Chest imaging isn’t automatically required but will be ordered if there are signs of heart or lung problems. Your surgeon and anesthesiologist are essentially building a risk profile: can your heart handle the stress of surgery, can your lungs manage recovery, and are your kidneys functioning well enough to process medications? These screenings exist not to exclude older patients but to identify and manage risks ahead of time so the surgery goes smoothly.
Recovery Takes Longer, but It Works
Seniors can generally expect a significant recovery period of three to six months. During that window, you’ll progress from a walker or crutches to walking independently. Younger patients often hit those milestones a bit faster, but the destination is the same.

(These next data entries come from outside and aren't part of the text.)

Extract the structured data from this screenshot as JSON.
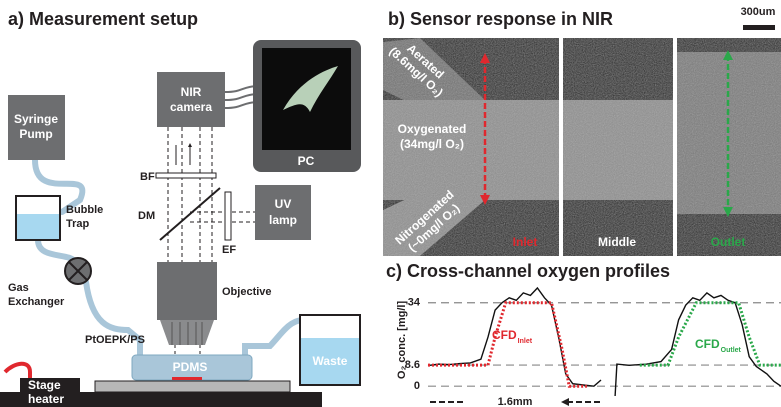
{
  "panel_a": {
    "title": "a) Measurement setup",
    "labels": {
      "syringe_pump": [
        "Syringe",
        "Pump"
      ],
      "nir_camera": [
        "NIR",
        "camera"
      ],
      "pc": "PC",
      "bf": "BF",
      "dm": "DM",
      "ef": "EF",
      "uv_lamp": [
        "UV",
        "lamp"
      ],
      "bubble_trap": [
        "Bubble",
        "Trap"
      ],
      "gas_exchanger": [
        "Gas",
        "Exchanger"
      ],
      "objective": "Objective",
      "sensor": "PtOEPK/PS",
      "chip": "PDMS",
      "waste": "Waste",
      "stage": [
        "Stage",
        "heater"
      ]
    }
  },
  "panel_b": {
    "title": "b) Sensor response in NIR",
    "scale_bar": "300um",
    "regions": {
      "aerated": [
        "Aerated",
        "(8.6mg/l O₂)"
      ],
      "oxygenated": [
        "Oxygenated",
        "(34mg/l O₂)"
      ],
      "nitrogenated": [
        "Nitrogenated",
        "(~0mg/l O₂)"
      ]
    },
    "sections": [
      "Inlet",
      "Middle",
      "Outlet"
    ]
  },
  "chart_data": {
    "type": "line",
    "title": "c) Cross-channel oxygen profiles",
    "ylabel": "O₂ conc. [mg/l]",
    "xlim": [
      0,
      100
    ],
    "ylim": [
      -4,
      40
    ],
    "yticks": [
      0,
      8.6,
      34
    ],
    "grid": true,
    "scale_label": "1.6mm",
    "series": [
      {
        "color": "#111111",
        "x": [
          0,
          3,
          6,
          9,
          12,
          15,
          17,
          19,
          21,
          23,
          25,
          27,
          29,
          31,
          33,
          35,
          37,
          39,
          41,
          44,
          47,
          49,
          null,
          53,
          53.5,
          57,
          62,
          66,
          69,
          71,
          73,
          75,
          77,
          79,
          81,
          83,
          85,
          87,
          89,
          91,
          93,
          96,
          98,
          100
        ],
        "values": [
          8.4,
          9,
          8.8,
          9.2,
          9.5,
          11,
          20,
          31,
          34,
          36,
          35,
          38,
          37,
          40,
          36,
          33,
          20,
          5,
          1,
          0.5,
          0,
          2.5,
          null,
          -4,
          9,
          8.5,
          9,
          10,
          15,
          27,
          33,
          36,
          35,
          38,
          36,
          37,
          35,
          34,
          25,
          12,
          8,
          5,
          2,
          0
        ]
      },
      {
        "name": "CFD",
        "subscript": "Inlet",
        "color": "#e0282e",
        "dash": true,
        "x": [
          0,
          17,
          19,
          22,
          35,
          38,
          40,
          45
        ],
        "values": [
          8.6,
          8.6,
          20,
          34,
          34,
          15,
          0,
          0
        ]
      },
      {
        "name": "CFD",
        "subscript": "Outlet",
        "color": "#2aa84a",
        "dash": true,
        "x": [
          60,
          68,
          71,
          76,
          88,
          91,
          94,
          100
        ],
        "values": [
          8.6,
          8.6,
          20,
          34,
          34,
          20,
          8.6,
          8.6
        ]
      }
    ]
  }
}
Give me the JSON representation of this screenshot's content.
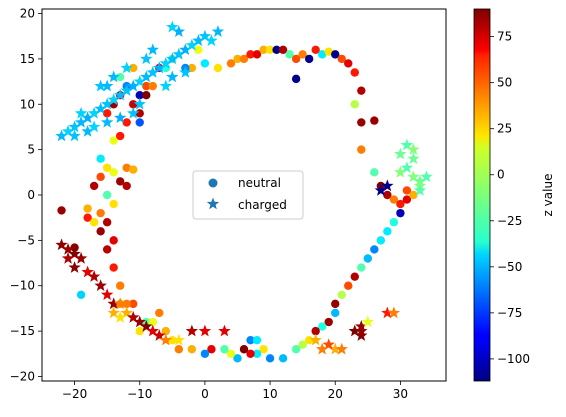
{
  "chart_data": {
    "type": "scatter",
    "title": "",
    "xlabel": "",
    "ylabel": "",
    "xlim": [
      -25,
      37
    ],
    "ylim": [
      -20.5,
      20.5
    ],
    "xticks": [
      -20,
      -10,
      0,
      10,
      20,
      30
    ],
    "yticks": [
      -20,
      -15,
      -10,
      -5,
      0,
      5,
      10,
      15,
      20
    ],
    "grid": false,
    "legend": {
      "location": "center",
      "entries": [
        {
          "label": "neutral",
          "marker": "circle",
          "color": "#1f77b4"
        },
        {
          "label": "charged",
          "marker": "star",
          "color": "#1f77b4"
        }
      ]
    },
    "colorbar": {
      "label": "z value",
      "colormap": "jet",
      "range": [
        -112,
        90
      ],
      "ticks": [
        75,
        50,
        25,
        0,
        -25,
        -50,
        -75,
        -100
      ]
    },
    "series": [
      {
        "name": "neutral",
        "marker": "circle",
        "points": [
          [
            -22,
            -1.7,
            85
          ],
          [
            -20,
            -5.8,
            88
          ],
          [
            -19,
            -11,
            -45
          ],
          [
            -18,
            -2.5,
            60
          ],
          [
            -18,
            -1.5,
            30
          ],
          [
            -17,
            -3,
            20
          ],
          [
            -17,
            1,
            80
          ],
          [
            -16,
            2,
            50
          ],
          [
            -16,
            -4,
            85
          ],
          [
            -15,
            -3,
            80
          ],
          [
            -15,
            -6,
            78
          ],
          [
            -14,
            -5,
            70
          ],
          [
            -14,
            -8,
            60
          ],
          [
            -13,
            -10,
            40
          ],
          [
            -13,
            -12,
            30
          ],
          [
            -16,
            4,
            -40
          ],
          [
            -15,
            3,
            20
          ],
          [
            -14,
            2.5,
            10
          ],
          [
            -13,
            1.5,
            85
          ],
          [
            -12,
            3,
            40
          ],
          [
            -12,
            1,
            80
          ],
          [
            -11,
            2.8,
            30
          ],
          [
            -14,
            6,
            10
          ],
          [
            -13,
            6.5,
            60
          ],
          [
            -15,
            0,
            -20
          ],
          [
            -16,
            -2,
            40
          ],
          [
            -14,
            -1,
            20
          ],
          [
            -15,
            9,
            60
          ],
          [
            -14,
            10,
            85
          ],
          [
            -13,
            11,
            70
          ],
          [
            -12,
            8,
            60
          ],
          [
            -11,
            10,
            75
          ],
          [
            -10,
            9,
            80
          ],
          [
            -9,
            12,
            50
          ],
          [
            -8,
            12,
            40
          ],
          [
            -7,
            14,
            70
          ],
          [
            -6,
            14,
            -30
          ],
          [
            -5,
            15,
            -20
          ],
          [
            -10,
            11,
            -100
          ],
          [
            -9,
            11,
            90
          ],
          [
            -10,
            8,
            -70
          ],
          [
            -2,
            14,
            30
          ],
          [
            0,
            14.5,
            -40
          ],
          [
            2,
            14,
            20
          ],
          [
            4,
            14.5,
            40
          ],
          [
            5,
            15,
            30
          ],
          [
            6,
            15,
            40
          ],
          [
            7,
            15.5,
            60
          ],
          [
            8,
            15.5,
            70
          ],
          [
            9,
            16,
            30
          ],
          [
            10,
            16,
            20
          ],
          [
            11,
            16,
            -110
          ],
          [
            12,
            16,
            80
          ],
          [
            13,
            15.5,
            -20
          ],
          [
            14,
            15,
            50
          ],
          [
            15,
            15.5,
            40
          ],
          [
            16,
            15,
            -110
          ],
          [
            17,
            16,
            60
          ],
          [
            18,
            15.5,
            -40
          ],
          [
            19,
            15.8,
            20
          ],
          [
            20,
            15.5,
            -110
          ],
          [
            21,
            15,
            50
          ],
          [
            22,
            14.5,
            70
          ],
          [
            23,
            13.5,
            60
          ],
          [
            24,
            11.5,
            80
          ],
          [
            23,
            10,
            0
          ],
          [
            24,
            8,
            85
          ],
          [
            14,
            12.8,
            -110
          ],
          [
            26,
            8.2,
            85
          ],
          [
            24,
            5,
            40
          ],
          [
            26,
            2.5,
            -20
          ],
          [
            27,
            1,
            90
          ],
          [
            28,
            0,
            80
          ],
          [
            29,
            -0.5,
            40
          ],
          [
            30,
            -1,
            60
          ],
          [
            31,
            -0.5,
            70
          ],
          [
            32,
            0,
            30
          ],
          [
            31,
            0.5,
            50
          ],
          [
            30,
            -2,
            -100
          ],
          [
            29,
            -3,
            -30
          ],
          [
            28,
            -4,
            -40
          ],
          [
            27,
            -5,
            -40
          ],
          [
            26,
            -6,
            -60
          ],
          [
            25,
            -7,
            -50
          ],
          [
            24,
            -8,
            -20
          ],
          [
            23,
            -9,
            80
          ],
          [
            22,
            -10,
            50
          ],
          [
            21,
            -11,
            0
          ],
          [
            20,
            -12,
            85
          ],
          [
            20,
            -13,
            -50
          ],
          [
            19,
            -14,
            85
          ],
          [
            18,
            -14.5,
            -30
          ],
          [
            17,
            -15,
            80
          ],
          [
            16,
            -16,
            20
          ],
          [
            15,
            -16.5,
            0
          ],
          [
            14,
            -17,
            -20
          ],
          [
            12,
            -18,
            -50
          ],
          [
            10,
            -18,
            -60
          ],
          [
            9,
            -17,
            20
          ],
          [
            8,
            -17.5,
            -40
          ],
          [
            7,
            -17.5,
            70
          ],
          [
            6,
            -17,
            90
          ],
          [
            5,
            -18,
            -50
          ],
          [
            4,
            -17.5,
            10
          ],
          [
            3,
            -17,
            -20
          ],
          [
            1,
            -17,
            70
          ],
          [
            0,
            -17.5,
            -60
          ],
          [
            -2,
            -17,
            30
          ],
          [
            -4,
            -17,
            40
          ],
          [
            -5,
            -16,
            20
          ],
          [
            -10,
            -15,
            20
          ],
          [
            -9,
            -14,
            -20
          ],
          [
            -8,
            -14,
            10
          ],
          [
            -7,
            -13,
            40
          ],
          [
            -6,
            -15,
            30
          ],
          [
            -11,
            -12,
            50
          ],
          [
            -12,
            -12,
            40
          ],
          [
            7,
            -16,
            -60
          ],
          [
            8,
            -16,
            -40
          ],
          [
            -3,
            14,
            -60
          ],
          [
            -1,
            16,
            10
          ],
          [
            -13,
            13,
            -20
          ],
          [
            -12,
            12,
            -60
          ],
          [
            -11,
            14,
            30
          ]
        ]
      },
      {
        "name": "charged",
        "marker": "star",
        "points": [
          [
            -22,
            -5.5,
            88
          ],
          [
            -21,
            -6,
            85
          ],
          [
            -20,
            -6.5,
            90
          ],
          [
            -21,
            -7,
            80
          ],
          [
            -19,
            -7,
            85
          ],
          [
            -20,
            -8,
            88
          ],
          [
            -18,
            -8.5,
            70
          ],
          [
            -17,
            -9,
            80
          ],
          [
            -16,
            -10,
            85
          ],
          [
            -15,
            -11,
            70
          ],
          [
            -14,
            -12,
            85
          ],
          [
            -13,
            -12,
            40
          ],
          [
            -12,
            -13,
            30
          ],
          [
            -11,
            -13.5,
            80
          ],
          [
            -10,
            -14,
            85
          ],
          [
            -9,
            -14.5,
            90
          ],
          [
            -8,
            -15,
            70
          ],
          [
            -7,
            -15.5,
            75
          ],
          [
            -6,
            -16,
            40
          ],
          [
            -4,
            -16,
            20
          ],
          [
            -2,
            -15,
            80
          ],
          [
            0,
            -15,
            70
          ],
          [
            3,
            -15,
            70
          ],
          [
            -14,
            -13,
            30
          ],
          [
            -13,
            -13.5,
            20
          ],
          [
            -22,
            6.5,
            -50
          ],
          [
            -21,
            7,
            -45
          ],
          [
            -20,
            7.5,
            -48
          ],
          [
            -19,
            8,
            -50
          ],
          [
            -18,
            8.5,
            -52
          ],
          [
            -17,
            9,
            -45
          ],
          [
            -16,
            9.5,
            -50
          ],
          [
            -15,
            10,
            -48
          ],
          [
            -14,
            10.5,
            -45
          ],
          [
            -13,
            11,
            -50
          ],
          [
            -12,
            11.5,
            -48
          ],
          [
            -11,
            12,
            -52
          ],
          [
            -10,
            12.5,
            -45
          ],
          [
            -9,
            13,
            -50
          ],
          [
            -8,
            13.5,
            -48
          ],
          [
            -7,
            14,
            -52
          ],
          [
            -6,
            14.5,
            -45
          ],
          [
            -5,
            15,
            -50
          ],
          [
            -4,
            15.5,
            -48
          ],
          [
            -3,
            16,
            -52
          ],
          [
            -2,
            16.5,
            -45
          ],
          [
            -1,
            17,
            -50
          ],
          [
            0,
            17.5,
            -48
          ],
          [
            1,
            17,
            -45
          ],
          [
            2,
            18,
            -50
          ],
          [
            -4,
            18,
            -52
          ],
          [
            -5,
            18.5,
            -45
          ],
          [
            -8,
            16,
            -50
          ],
          [
            -9,
            15,
            -48
          ],
          [
            -12,
            14,
            -45
          ],
          [
            -14,
            13,
            -50
          ],
          [
            -16,
            12,
            -48
          ],
          [
            -18,
            7,
            -50
          ],
          [
            -20,
            6.5,
            -48
          ],
          [
            -17,
            7.5,
            -45
          ],
          [
            -15,
            8,
            -50
          ],
          [
            -13,
            8.5,
            -52
          ],
          [
            -11,
            9,
            -48
          ],
          [
            -19,
            9,
            -45
          ],
          [
            -15,
            12,
            -50
          ],
          [
            -10,
            10,
            -48
          ],
          [
            -6,
            12,
            -45
          ],
          [
            -5,
            13,
            -50
          ],
          [
            -3,
            13.5,
            -48
          ],
          [
            27,
            0.5,
            -110
          ],
          [
            28,
            1,
            -110
          ],
          [
            30,
            2.5,
            -10
          ],
          [
            31,
            3,
            -20
          ],
          [
            32,
            2,
            -10
          ],
          [
            33,
            1.5,
            -15
          ],
          [
            34,
            2,
            -20
          ],
          [
            33,
            1,
            -10
          ],
          [
            32,
            4,
            -15
          ],
          [
            31,
            5.5,
            -20
          ],
          [
            32,
            5,
            -10
          ],
          [
            30,
            4.5,
            -15
          ],
          [
            33,
            0.5,
            -20
          ],
          [
            24,
            -15,
            85
          ],
          [
            24,
            -15.5,
            88
          ],
          [
            23,
            -15,
            90
          ],
          [
            24,
            -14.5,
            85
          ],
          [
            28,
            -13,
            60
          ],
          [
            29,
            -13,
            40
          ],
          [
            25,
            -14,
            10
          ],
          [
            20,
            -17,
            30
          ],
          [
            21,
            -17,
            40
          ],
          [
            19,
            -16.5,
            50
          ],
          [
            18,
            -17,
            40
          ],
          [
            17,
            -16,
            30
          ]
        ]
      }
    ]
  }
}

The first few weeks are the most intensive. You’ll work with a physical therapist, initially in the hospital or rehab facility and then at home or in an outpatient clinic. The exercises focus on regaining range of motion and rebuilding strength in the muscles around the knee. For older adults, having a plan in place before surgery is critical: someone to help at home, a living space free of trip hazards, and a clear therapy schedule. Patients who enter surgery in better physical condition, even modest improvements from a few weeks of “prehab” exercises, tend to recover faster.
How Long the New Knee Lasts
One practical question older adults sometimes raise is whether the surgery is “worth it” given their remaining years. Modern knee implants are remarkably durable. In a study of nearly 55,000 knee replacement patients, only 3.9% needed a revision surgery within 10 years. Even at the 20-year mark, just 10.3% required a second procedure. For someone in their late 70s or 80s, the implant will almost certainly last the rest of their life.

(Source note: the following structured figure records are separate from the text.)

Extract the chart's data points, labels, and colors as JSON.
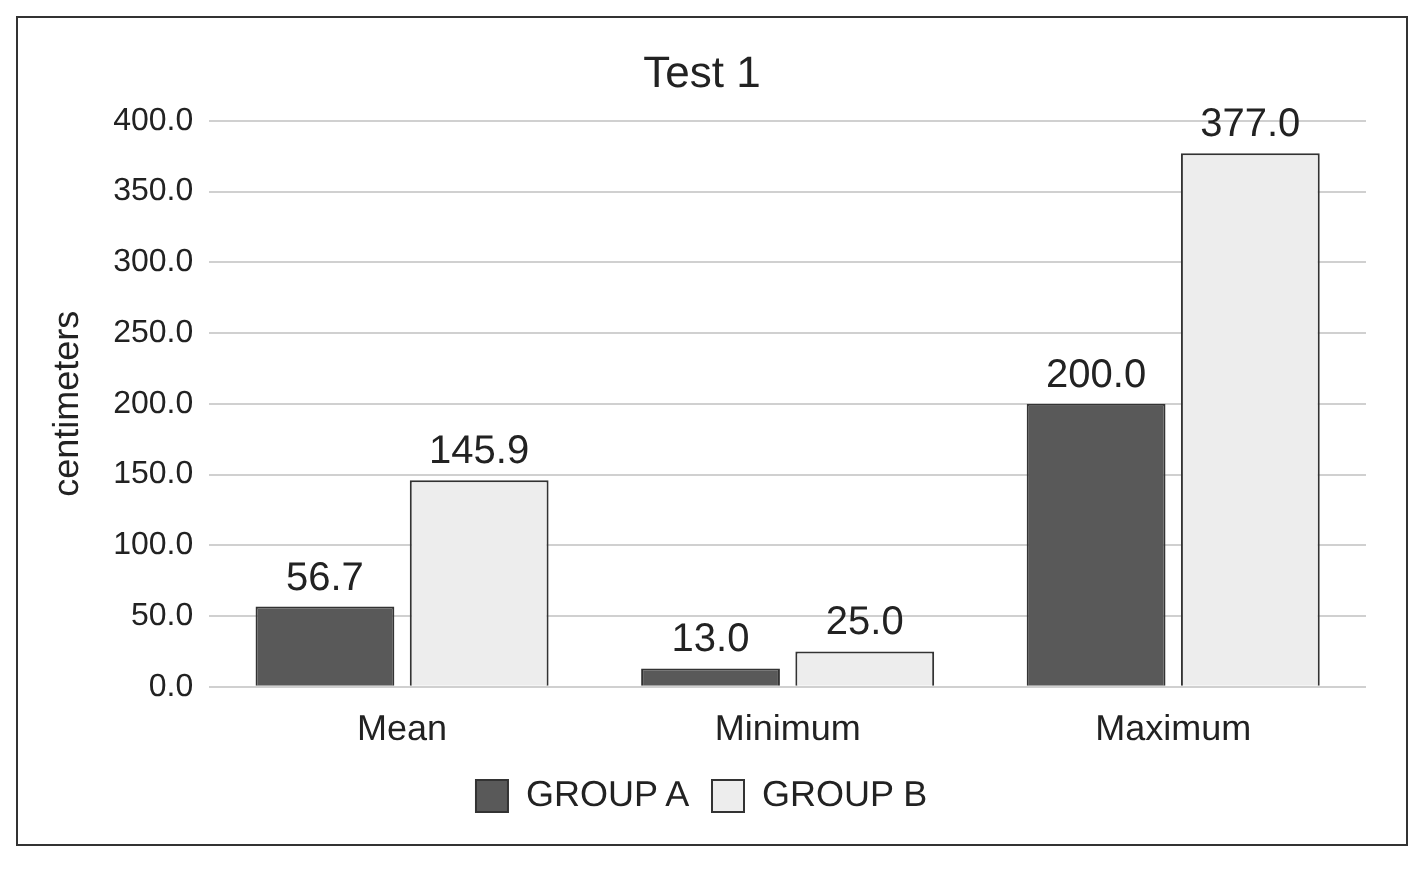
{
  "chart_data": {
    "type": "bar",
    "title": "Test 1",
    "ylabel": "centimeters",
    "categories": [
      "Mean",
      "Minimum",
      "Maximum"
    ],
    "series": [
      {
        "name": "GROUP A",
        "color": "#595959",
        "values": [
          56.7,
          13.0,
          200.0
        ],
        "value_labels": [
          "56.7",
          "13.0",
          "200.0"
        ]
      },
      {
        "name": "GROUP B",
        "color": "#ededed",
        "values": [
          145.9,
          25.0,
          377.0
        ],
        "value_labels": [
          "145.9",
          "25.0",
          "377.0"
        ]
      }
    ],
    "ylim": [
      0,
      400
    ],
    "yticks": [
      {
        "value": 0,
        "label": "0.0"
      },
      {
        "value": 50,
        "label": "50.0"
      },
      {
        "value": 100,
        "label": "100.0"
      },
      {
        "value": 150,
        "label": "150.0"
      },
      {
        "value": 200,
        "label": "200.0"
      },
      {
        "value": 250,
        "label": "250.0"
      },
      {
        "value": 300,
        "label": "300.0"
      },
      {
        "value": 350,
        "label": "350.0"
      },
      {
        "value": 400,
        "label": "400.0"
      }
    ],
    "grid": "y",
    "legend": "bottom"
  }
}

This longevity actually works in favor of older candidates. Younger patients (those in their 50s or early 60s) face a real possibility of outliving their implant and needing a more complex revision surgery down the road. For older adults, that concern essentially disappears.
When the Risks May Outweigh the Benefits
While no fixed age makes surgery off-limits, certain health conditions can tip the balance. Uncontrolled heart failure, severe lung disease that limits your ability to participate in rehab, active infections, or advanced dementia that would prevent you from following post-surgical instructions all give surgeons pause. The question isn’t whether you’re too old but whether your body can safely get through the procedure and, just as importantly, whether you can do the rehabilitation work that makes the surgery worthwhile.
If your surgeon determines the risks are too high right now, that doesn’t always mean the door is permanently closed. Sometimes managing a heart condition, improving nutrition, or stabilizing another health issue for a few months can shift you into a safer category for surgery. The conversation is worth having even if the first answer isn’t what you hoped for.